Leonardo comprou um galo índio para cobrir as galinhas; a ave era de raça criada para rinhas de galos. Tinha penas coloridas de cinza azulado, marrom avermelhado, preto e branco; o Rei do galinheiro era grande e imponente. O homem passava horas olhando a ave e dizendo que faria uma criação de seus pintinhos. Quando recebíamos visitas ele as levava para conhecer o galinheiro mostrando sua ave predileta. Os outros frangos, aspirantes á galos, foram para a panela; o galo índio reinava sozinho.

Entre meus afazeres de dona de casa estava alimentar as aves pela manhã e á tarde. Leia, minha filha, adorava olhar os pintinhos correndo atrás da mãe. Quando eu pegava a vasilha de milho ela sorria e erguia os braços para que eu a pegasse no colo. A menina ficava no canto olhando as galinhas correr para comer os grãos; era uma festa que se repetia todos os dias.

Naquele dia o ritual foi seguido e de repente o Rei do galinheiro surgiu e pulou sobre a cabeça da menina. Fiquei paralisada imaginando a criança cegada pelas enormes unhas pontiagudas do galo índio; estava enlouquecida.
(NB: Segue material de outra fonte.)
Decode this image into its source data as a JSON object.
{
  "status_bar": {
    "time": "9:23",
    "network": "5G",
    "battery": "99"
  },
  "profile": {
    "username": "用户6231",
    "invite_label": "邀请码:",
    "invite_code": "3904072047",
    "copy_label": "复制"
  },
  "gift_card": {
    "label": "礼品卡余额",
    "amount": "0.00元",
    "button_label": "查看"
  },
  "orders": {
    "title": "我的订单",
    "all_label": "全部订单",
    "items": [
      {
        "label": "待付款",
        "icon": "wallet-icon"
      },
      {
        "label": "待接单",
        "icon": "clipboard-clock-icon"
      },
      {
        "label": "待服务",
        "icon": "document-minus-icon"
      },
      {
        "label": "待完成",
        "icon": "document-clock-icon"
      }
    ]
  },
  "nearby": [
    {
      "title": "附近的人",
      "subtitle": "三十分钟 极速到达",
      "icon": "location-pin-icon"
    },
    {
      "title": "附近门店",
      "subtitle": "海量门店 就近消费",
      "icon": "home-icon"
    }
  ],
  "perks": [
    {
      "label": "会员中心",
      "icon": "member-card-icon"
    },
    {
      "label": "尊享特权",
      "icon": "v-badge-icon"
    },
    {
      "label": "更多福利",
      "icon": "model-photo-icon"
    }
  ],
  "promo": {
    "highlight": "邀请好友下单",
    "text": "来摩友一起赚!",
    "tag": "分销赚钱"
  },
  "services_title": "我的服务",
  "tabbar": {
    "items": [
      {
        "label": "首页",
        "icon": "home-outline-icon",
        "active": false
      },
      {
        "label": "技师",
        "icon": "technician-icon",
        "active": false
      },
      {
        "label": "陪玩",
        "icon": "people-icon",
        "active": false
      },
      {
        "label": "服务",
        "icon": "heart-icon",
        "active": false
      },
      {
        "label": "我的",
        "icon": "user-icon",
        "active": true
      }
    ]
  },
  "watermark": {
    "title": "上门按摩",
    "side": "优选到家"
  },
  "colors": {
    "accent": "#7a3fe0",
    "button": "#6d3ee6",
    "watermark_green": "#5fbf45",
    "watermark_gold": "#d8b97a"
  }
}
Uma fúria inesperada me fez agarrar o bicho e espetá-lo na cerca de bambu. As pontas afiadas penetraram nas carnes da ave que se debatia emitindo uns cacarejos e batendo as asas. Peguei a menina e quando vi que não havia acontecido nada de mais grave, além do susto, fui voltando ao normal. Leia chorava e tentando acalmá-la eu olhava o que havia feito e não sabia o que fazer; estava sem ação.

Como um socorro Divino, Seu Luís, o vizinho olhando sobre o muro perguntava o que estava acontecendo. Quando o homem viu a ave espetada ficou espantado e correu para a minha casa me socorrer. Entre lágrimas lhe contei o ocorrido e pedi para que ele sumisse com o galo dali; podia comê-lo se quisesse. Saiu dizendo que teria que sacrificá-lo, pois, seus ferimentos eram profundos. O Rei do galinheiro de Leonardo iria para a panela do vizinho, porque eu jamais poderia comer aquela criatura que quase me matou de susto.
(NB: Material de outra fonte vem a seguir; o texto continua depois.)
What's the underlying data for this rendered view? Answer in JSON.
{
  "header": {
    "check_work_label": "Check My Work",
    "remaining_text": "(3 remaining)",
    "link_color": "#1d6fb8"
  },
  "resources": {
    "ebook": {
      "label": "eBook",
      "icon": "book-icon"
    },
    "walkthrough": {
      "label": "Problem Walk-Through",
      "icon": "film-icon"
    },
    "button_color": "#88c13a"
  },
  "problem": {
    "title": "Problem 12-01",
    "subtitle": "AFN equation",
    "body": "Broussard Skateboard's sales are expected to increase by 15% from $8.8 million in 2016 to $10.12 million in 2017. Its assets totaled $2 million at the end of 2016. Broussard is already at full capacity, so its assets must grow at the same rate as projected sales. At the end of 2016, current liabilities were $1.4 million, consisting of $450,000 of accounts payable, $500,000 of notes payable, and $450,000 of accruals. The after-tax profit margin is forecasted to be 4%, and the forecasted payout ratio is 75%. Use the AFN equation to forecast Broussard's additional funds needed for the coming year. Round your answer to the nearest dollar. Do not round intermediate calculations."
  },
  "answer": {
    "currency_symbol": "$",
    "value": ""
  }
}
O problema fora resolvido momentaneamente, o pior viria depois. Eu não pensara na reação do dono da ave, passei o dia com o coração na mão. Enquanto a panela de pressão da vizinha cozinhava o galo soltando o vapor pela válvula eu voltava á realidade e por mais otimista que fosse sabia que a história não havia acabado.
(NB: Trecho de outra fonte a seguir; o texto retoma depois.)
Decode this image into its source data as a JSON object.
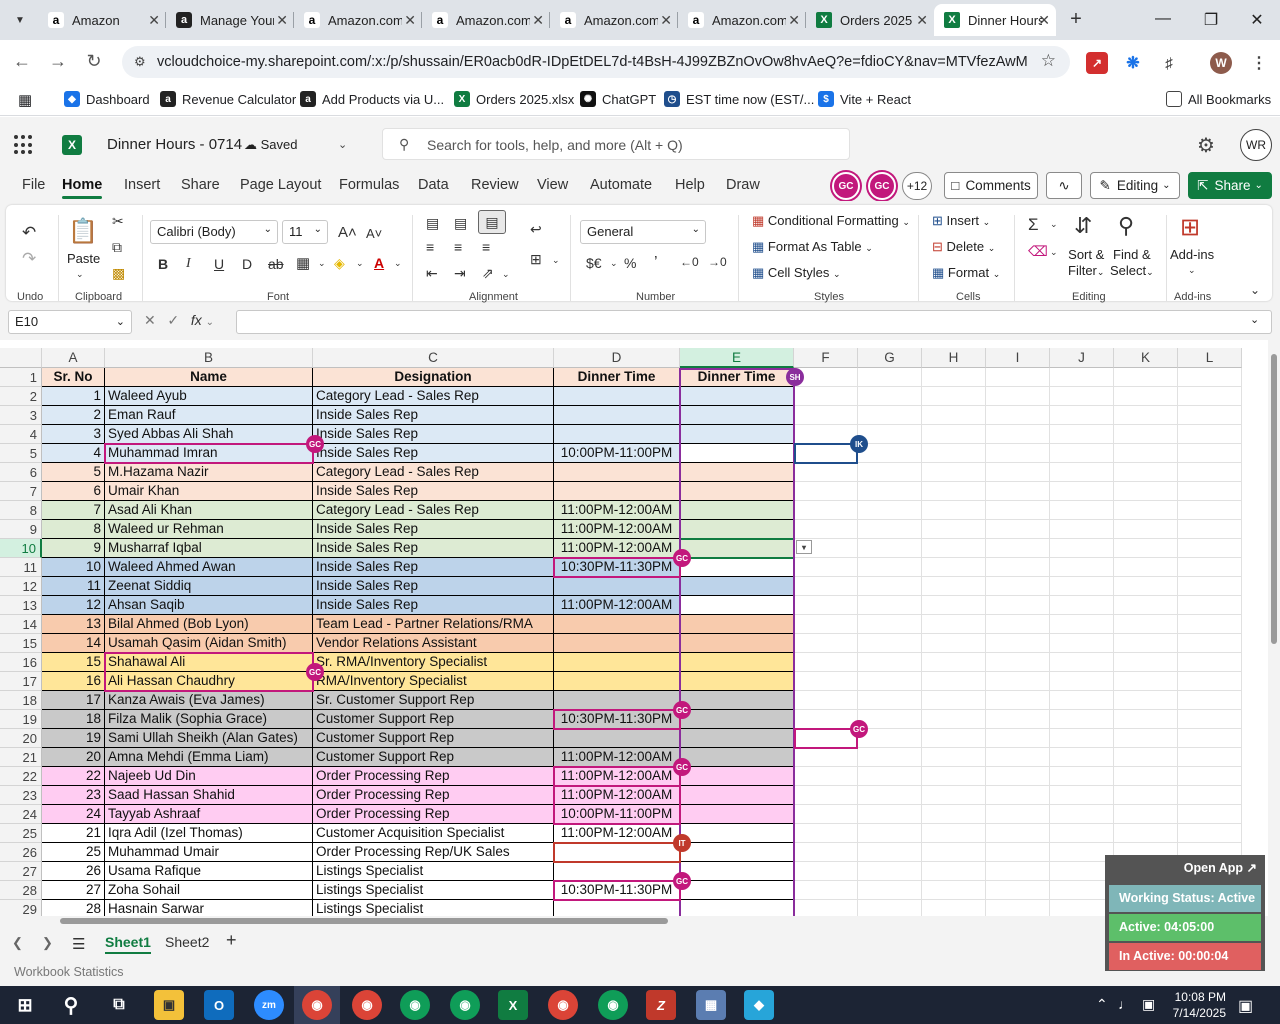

Meu marido chegou do serviço fazendo festa para a filha e foi logo me beijando. Eu estremeci quando ele perguntou se estava tudo bem. Tinha que lhe dizer que seu galo estava sendo o prato principal do jantar do vizinho. Nunca fui covarde e resolvi enfrentar a situação, contei tudo sem tomar fôlego. Leonardo me olhava com raiva dizendo que eu era doida; discutimos até a hora de dormir. A paz na minha casa estava seriamente comprometida; uma nuvem negra pairava no ar.

Aquela foi a primeira briga séria que tivemos; ficamos um mês sem conversar. Leonardo respondia com monossílabos o que eu perguntava e não aceitava nenhum tipo de carinho; o homem estava enfurecido. Foi necessária a intervenção da mãe dele para que voltasse a falar comigo e mais um mês para me perdoar. Depois de anos passados ele se refere a mim como "louca" quando se toca no assunto e eu pergunto: O que foi que eu fiz? Então, eu mesma respondo, dizendo:

Feri mortalmente uma ave para defender minha filha e tenho certeza que o faria novamente em situação de perigo. Afinal, meu instinto de mãe continua vivo e o leão que trago dentro de mim está apenas adormecido.